Pour ouvrir ce très invitant programme, rien de moins que le Ballet Mécanique (1924) de George Antheil, en version… solo! On se souviendra certainement (si on y était) de l’incroyable déferlement sonore de l’arrangement pour ensemble (de Paul Lehrman) que la SMCQ avait offert en ouverture de son tout premier festival MNM, en 2003. Cette fois-ci, Lehrman a concocté une version pour piano et acousmonium, les percussions, sirènes et autres moteurs d’avion étant diffusés à travers une quarantaine de haut-parleurs judicieusement placés autour du public. C’est le pianiste Guy Livingston, qui a fait de la musique d’Antheil son cheval de bataille, qui offrira cette performance. J’ai eu le plaisir de lui en parler ce matin, alors que je le rejoignais par téléphone aux Pays-Bas, pour qu’il nous en dise quelques mots:

« Ça doit faire une vingtaine d’années que j’ai découvert sa musique, d’abord par son autobiographie (Bad Boy of Music, 1945), qui est très romancée, mais j’adorais sa façon de raconter ses années à Paris. C’était un peu un modèle. J’étais fasciné par ses recherches très avant-gardistes. Bon, ce n’est pas toujours très original comme musique, c’est-à-dire qu’il a beaucoup piqué, dans la musique de Stravinski notamment, mais aussi chez Satie et il a aussi eu des influences de Leo Ornstein et peut-être même Henry Cowell. Son esprit collait à merveille à l’époque de l’entre-deux-guerres, de la Lost Generation, dont il faisait partie.

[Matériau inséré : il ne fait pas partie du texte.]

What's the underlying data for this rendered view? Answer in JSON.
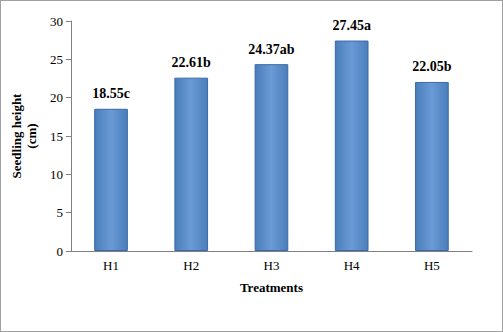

Alors la version solo de Ballet Mécanique, bien sûr, c’est différent de la version pour ensemble, mais ça reste très fort! C’est inspiré d’une lettre d’Antheil, dans laquelle il se décrit sur scène entouré de machines, actionnant des manivelles et déclenchant des mécanismes de toutes sortes… Évidemment, c’était quelque chose de tout à fait irréalisable, parce qu’il pensait plus vite que la technologie. Donc Paul a imaginé un enregistrement multipiste qui est diffusé sur 48 haut-parleurs et au milieu duquel se trouve le pianiste. Ça donne l’impression d’un orchestre mécanique qui joue en synchronie avec moi et, en plus, avec le film Ballet Mécanique (1924, de Dudley Murphy et Fernand Léger). Et en plus, c’est très fort, comme dans un concert rock! À fond quoi! »

Guy Livingston donne régulièrement des récitals dans lesquels il accompagne ses interprétations de projections de film; « J’ai souvent travaillé avec des films expérimentaux des années 1920, mais aussi avec des films de jeunes cinéastes d’auourd’hui. J’aime bien les possibilités que ça ouvre, de jouer par exemple une musique sur un film muet, ça peut transformer complètement la perception du spectateur. On peut jouer du Satie, du Glass ou du Antheil sur Ballet Mécanique, et ça donne trois expériences complètement différentes. C’est vrai que j’ai une préférence pour les films surréalistes ou dadaïstes… »

Et puisque l’on célèbre en 2016 le 100e anniversaire de Dada, as-tu prévu quelque chose de particulier? « J’ai déjà fait un concert ici en Hollande et je suis en train de monter autre chose pour l’année prochaine. Mais je fais aussi une émission de radio et nous sommes actuellement en train de préparer un mois dada pour septembre! »

On recommande fortement l’écoute de la série d’émissions American Highways dans lesquelles Livingston explore la musique des « Amercian Mavericks ».

Et surtout, il faudra être à la salle Pierre-Mercure ce jeudi, 21 avril 2016, 19h00, pour ce programme de jazz durant lequel Walter Boudreau chauffera l’orchestre au max!